As fast as Therrien made the move, he may switch back to his former line combinations when the Penguins return to Mellon Arena, where they have won 15 consecutive games since late February.

"We're going to come back with the same recipe that had success so far," Therrien said Friday. "That means we're going to rotate four lines and try to get the lead early to get the pressure on them and concentrate on the way we're supposed to play. That's not something that I'm planning to do from the start with Staal and Kennedy because I like Maxime, first of all, as a centerman."

Maybe for good reason. As the center on Pittsburgh's fourth line, Talbot returned from a three-game layoff with a broken right foot to score the decisive goal as the Penguins won 4-2 in Game 2 last Sunday, their most recent home game.

"I like to rotate four lines the majority of the game," Therrien said. "But we're in position that we've got to go with Plan B pretty quick" if necessary.

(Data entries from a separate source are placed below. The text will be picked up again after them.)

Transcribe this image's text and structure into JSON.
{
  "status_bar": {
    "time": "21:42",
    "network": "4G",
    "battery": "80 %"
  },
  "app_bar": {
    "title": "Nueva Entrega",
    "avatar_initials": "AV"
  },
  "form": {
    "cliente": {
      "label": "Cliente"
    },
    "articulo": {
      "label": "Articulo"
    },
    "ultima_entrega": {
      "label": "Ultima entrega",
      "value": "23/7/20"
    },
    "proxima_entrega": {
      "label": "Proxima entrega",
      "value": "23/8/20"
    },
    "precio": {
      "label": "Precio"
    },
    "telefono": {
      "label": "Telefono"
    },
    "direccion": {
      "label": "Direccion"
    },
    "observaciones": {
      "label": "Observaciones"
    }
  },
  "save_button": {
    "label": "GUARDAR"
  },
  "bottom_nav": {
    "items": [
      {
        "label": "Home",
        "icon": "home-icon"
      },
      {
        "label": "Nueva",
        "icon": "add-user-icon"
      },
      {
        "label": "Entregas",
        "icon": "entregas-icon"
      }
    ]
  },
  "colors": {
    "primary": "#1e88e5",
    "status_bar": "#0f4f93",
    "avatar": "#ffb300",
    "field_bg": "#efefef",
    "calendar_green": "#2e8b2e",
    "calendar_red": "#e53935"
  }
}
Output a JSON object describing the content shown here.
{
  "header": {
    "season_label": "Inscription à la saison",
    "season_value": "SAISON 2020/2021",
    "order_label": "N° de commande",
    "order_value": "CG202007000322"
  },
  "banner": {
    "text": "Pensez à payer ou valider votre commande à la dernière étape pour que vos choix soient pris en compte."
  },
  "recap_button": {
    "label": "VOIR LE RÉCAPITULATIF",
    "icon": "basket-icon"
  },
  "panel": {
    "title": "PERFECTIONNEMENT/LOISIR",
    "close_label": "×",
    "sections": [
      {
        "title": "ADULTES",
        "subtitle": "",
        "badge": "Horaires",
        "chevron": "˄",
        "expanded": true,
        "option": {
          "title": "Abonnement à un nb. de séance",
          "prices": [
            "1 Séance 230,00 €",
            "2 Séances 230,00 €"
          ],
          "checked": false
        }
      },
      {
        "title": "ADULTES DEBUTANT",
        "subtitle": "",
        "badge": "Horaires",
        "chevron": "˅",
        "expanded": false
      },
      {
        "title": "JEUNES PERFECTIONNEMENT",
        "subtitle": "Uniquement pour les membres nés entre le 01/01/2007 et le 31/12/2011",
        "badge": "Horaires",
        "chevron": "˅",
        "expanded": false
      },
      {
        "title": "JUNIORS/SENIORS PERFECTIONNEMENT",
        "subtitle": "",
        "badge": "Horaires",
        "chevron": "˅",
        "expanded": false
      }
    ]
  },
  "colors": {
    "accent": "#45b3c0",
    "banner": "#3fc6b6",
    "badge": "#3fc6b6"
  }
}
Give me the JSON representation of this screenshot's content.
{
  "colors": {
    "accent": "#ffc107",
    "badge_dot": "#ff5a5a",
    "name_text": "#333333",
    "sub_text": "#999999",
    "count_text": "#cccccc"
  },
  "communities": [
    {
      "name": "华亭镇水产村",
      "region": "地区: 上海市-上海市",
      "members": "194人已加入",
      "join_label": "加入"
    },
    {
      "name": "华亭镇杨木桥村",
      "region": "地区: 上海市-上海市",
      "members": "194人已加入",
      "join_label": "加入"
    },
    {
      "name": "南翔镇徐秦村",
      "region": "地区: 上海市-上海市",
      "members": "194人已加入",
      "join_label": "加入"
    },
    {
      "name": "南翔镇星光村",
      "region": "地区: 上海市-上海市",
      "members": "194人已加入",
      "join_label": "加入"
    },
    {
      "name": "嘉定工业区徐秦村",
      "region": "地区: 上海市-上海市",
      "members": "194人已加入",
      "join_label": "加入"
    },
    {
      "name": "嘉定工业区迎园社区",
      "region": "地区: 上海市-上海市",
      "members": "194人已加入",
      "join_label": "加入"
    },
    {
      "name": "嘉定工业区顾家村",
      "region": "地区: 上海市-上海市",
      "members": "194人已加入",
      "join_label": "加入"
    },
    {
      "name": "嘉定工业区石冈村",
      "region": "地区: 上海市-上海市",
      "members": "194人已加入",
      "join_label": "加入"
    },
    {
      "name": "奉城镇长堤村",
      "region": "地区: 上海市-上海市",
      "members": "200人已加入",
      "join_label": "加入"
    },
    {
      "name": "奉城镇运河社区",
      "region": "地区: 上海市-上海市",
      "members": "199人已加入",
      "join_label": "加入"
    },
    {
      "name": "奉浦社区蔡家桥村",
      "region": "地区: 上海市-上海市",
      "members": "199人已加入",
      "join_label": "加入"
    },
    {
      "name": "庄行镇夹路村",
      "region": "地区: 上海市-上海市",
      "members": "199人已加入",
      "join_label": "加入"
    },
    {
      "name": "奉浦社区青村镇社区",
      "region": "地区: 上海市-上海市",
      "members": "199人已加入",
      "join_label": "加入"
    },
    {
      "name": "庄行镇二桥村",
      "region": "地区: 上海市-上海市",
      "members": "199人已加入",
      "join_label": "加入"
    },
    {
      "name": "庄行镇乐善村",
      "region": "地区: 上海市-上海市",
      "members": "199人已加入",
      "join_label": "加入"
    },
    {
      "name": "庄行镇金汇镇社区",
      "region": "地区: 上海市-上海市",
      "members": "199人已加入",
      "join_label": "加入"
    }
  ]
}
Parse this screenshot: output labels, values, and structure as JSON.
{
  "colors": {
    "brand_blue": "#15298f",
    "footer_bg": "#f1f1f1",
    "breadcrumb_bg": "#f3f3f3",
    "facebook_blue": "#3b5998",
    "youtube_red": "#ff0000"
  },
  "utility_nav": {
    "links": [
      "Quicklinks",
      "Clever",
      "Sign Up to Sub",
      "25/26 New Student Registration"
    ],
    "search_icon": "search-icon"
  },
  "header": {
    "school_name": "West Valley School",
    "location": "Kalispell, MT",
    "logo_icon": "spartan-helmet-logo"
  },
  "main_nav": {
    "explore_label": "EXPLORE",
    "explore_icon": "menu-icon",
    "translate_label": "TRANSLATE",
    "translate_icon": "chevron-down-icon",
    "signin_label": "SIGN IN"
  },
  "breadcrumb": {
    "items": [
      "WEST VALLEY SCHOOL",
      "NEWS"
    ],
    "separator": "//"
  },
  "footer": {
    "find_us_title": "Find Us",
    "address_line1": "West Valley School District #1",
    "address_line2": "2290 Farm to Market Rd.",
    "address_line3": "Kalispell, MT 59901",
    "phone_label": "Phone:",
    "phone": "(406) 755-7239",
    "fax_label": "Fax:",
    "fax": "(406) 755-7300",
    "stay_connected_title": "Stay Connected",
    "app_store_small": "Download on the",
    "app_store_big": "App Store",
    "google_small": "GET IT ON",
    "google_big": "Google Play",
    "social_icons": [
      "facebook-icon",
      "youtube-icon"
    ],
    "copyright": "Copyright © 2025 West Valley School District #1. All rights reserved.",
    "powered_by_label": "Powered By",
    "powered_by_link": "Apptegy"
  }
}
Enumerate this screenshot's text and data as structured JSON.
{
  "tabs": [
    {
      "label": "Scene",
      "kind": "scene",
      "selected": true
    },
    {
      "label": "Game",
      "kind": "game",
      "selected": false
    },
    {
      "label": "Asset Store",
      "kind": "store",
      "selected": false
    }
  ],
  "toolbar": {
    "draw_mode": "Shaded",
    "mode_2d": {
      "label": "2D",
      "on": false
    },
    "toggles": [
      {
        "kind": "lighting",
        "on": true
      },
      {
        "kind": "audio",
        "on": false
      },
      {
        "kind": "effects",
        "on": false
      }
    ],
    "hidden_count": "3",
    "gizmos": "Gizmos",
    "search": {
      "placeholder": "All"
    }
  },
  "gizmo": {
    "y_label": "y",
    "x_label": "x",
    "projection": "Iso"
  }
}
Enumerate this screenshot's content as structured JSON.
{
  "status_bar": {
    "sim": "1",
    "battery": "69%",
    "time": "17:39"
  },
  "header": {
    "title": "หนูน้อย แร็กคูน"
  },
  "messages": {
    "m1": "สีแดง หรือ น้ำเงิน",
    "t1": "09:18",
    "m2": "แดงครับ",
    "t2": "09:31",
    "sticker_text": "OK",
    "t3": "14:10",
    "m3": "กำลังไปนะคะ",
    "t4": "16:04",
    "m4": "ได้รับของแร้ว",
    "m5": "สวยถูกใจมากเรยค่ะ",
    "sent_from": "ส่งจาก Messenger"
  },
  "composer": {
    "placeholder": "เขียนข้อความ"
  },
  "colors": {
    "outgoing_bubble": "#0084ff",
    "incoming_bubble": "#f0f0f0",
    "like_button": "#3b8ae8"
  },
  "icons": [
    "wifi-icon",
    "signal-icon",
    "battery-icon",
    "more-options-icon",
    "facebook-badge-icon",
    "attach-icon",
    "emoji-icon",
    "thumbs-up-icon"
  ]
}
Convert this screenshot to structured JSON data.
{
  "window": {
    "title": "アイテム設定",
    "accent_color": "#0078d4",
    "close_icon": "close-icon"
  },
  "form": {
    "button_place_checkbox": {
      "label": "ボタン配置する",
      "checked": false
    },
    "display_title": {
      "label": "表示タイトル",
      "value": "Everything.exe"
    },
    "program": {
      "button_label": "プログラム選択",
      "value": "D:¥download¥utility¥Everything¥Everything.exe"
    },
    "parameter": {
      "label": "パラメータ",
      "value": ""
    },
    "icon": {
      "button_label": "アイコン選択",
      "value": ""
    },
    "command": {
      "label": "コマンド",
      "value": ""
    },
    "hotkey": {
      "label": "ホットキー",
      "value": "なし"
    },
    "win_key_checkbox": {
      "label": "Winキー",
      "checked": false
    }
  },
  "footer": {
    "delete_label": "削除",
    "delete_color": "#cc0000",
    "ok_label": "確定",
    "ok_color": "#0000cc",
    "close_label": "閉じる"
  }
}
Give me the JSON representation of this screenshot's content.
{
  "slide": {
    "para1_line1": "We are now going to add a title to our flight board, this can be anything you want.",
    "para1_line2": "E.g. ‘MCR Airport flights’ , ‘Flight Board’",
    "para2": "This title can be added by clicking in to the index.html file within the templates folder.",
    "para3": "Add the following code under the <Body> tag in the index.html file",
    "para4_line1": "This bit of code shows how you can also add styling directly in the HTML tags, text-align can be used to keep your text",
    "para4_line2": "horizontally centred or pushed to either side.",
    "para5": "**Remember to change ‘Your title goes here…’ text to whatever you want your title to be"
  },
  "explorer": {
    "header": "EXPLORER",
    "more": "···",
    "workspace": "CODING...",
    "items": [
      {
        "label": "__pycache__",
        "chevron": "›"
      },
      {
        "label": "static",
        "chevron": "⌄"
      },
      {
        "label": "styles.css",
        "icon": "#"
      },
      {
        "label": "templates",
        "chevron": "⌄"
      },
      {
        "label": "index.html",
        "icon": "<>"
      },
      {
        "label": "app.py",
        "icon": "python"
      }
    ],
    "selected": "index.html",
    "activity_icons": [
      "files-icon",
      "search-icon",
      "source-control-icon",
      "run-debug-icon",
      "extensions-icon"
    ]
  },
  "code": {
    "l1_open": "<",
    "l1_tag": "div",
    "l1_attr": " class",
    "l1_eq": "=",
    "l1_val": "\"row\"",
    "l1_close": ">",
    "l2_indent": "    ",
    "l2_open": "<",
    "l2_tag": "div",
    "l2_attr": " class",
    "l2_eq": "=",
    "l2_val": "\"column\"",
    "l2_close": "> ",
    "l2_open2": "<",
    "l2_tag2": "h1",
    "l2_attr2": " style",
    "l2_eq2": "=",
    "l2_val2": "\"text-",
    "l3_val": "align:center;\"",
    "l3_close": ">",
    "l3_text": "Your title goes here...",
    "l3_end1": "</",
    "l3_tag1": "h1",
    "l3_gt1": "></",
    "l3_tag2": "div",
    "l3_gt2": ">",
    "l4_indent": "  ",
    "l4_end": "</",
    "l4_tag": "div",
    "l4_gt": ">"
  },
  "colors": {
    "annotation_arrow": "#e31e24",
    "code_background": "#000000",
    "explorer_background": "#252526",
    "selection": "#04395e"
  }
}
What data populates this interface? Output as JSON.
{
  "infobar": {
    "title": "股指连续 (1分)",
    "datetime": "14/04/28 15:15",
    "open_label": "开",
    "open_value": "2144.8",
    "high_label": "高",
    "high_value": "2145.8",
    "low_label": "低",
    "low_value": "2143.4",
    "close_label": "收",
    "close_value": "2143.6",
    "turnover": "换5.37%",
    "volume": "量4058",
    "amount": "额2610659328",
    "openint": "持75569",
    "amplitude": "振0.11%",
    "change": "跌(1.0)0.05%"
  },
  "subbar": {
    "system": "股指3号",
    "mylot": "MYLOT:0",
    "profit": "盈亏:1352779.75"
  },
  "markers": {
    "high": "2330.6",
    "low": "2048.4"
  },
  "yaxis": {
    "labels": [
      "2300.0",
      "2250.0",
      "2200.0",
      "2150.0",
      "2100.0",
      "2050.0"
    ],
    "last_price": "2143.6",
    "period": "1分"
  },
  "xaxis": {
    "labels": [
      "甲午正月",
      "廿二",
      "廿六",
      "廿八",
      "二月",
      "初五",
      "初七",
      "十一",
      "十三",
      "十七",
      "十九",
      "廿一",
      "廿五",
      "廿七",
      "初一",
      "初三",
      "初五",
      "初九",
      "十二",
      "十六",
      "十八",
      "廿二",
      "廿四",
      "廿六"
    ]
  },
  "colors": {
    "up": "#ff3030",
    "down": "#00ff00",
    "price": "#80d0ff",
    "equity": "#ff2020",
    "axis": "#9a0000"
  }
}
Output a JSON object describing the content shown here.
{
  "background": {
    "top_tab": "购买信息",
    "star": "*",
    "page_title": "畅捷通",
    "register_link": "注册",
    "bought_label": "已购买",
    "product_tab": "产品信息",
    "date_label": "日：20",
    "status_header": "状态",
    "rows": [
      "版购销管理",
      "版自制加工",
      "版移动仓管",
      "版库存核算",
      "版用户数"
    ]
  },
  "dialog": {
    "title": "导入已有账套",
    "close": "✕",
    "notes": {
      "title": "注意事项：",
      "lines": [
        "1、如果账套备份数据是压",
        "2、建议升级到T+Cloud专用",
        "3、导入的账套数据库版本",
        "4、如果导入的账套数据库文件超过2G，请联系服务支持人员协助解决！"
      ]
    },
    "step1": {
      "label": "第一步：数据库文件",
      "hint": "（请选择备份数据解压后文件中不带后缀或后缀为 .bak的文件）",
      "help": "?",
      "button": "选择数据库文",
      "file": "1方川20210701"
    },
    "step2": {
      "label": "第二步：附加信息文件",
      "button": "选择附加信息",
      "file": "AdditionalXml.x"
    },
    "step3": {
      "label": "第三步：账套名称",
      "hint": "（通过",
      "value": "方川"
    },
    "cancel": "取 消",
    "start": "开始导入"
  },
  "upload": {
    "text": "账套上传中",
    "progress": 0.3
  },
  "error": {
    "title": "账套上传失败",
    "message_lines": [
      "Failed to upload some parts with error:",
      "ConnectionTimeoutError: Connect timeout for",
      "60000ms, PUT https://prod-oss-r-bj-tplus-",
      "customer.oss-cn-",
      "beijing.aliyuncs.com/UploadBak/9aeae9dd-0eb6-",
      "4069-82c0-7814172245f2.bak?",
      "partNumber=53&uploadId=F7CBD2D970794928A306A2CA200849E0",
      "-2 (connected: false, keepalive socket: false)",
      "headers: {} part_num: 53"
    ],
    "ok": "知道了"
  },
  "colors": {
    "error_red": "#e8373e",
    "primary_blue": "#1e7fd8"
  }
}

Staal's two-goal game was only his second of the season and came after a sluggish sophomore season in which he was held to 12 goals, down from the 29 he scored as an 18-year-old rookie in 2006-07.

Staal left the Penguins to attend his grandfather's funeral in Canada on Wednesday, but was back for Game 4.

"It really just clicked when we had the three of us out there," Staal said. "You know, we just tried to keep it simple. Just kind of getting pucks deep and working down low, and we had a few opportunities after that."

Therrien tried to create a faster pace by putting Talbot on the Staal line, and the impact of the move was immediate. It also may give the Penguins an idea of how they should try to play in Game 5, by answering the Flyers' physical play with their speed.

Or, as Therrien said, "It's tough to control speed."

"I think they're trying to slow the game down for us," Staal said. "We were trying to get into a lot of scrums and stuff. That's not our game. We know that if we play whistle to whistle hard, they're going to get a lot more intimidated by that than anything else."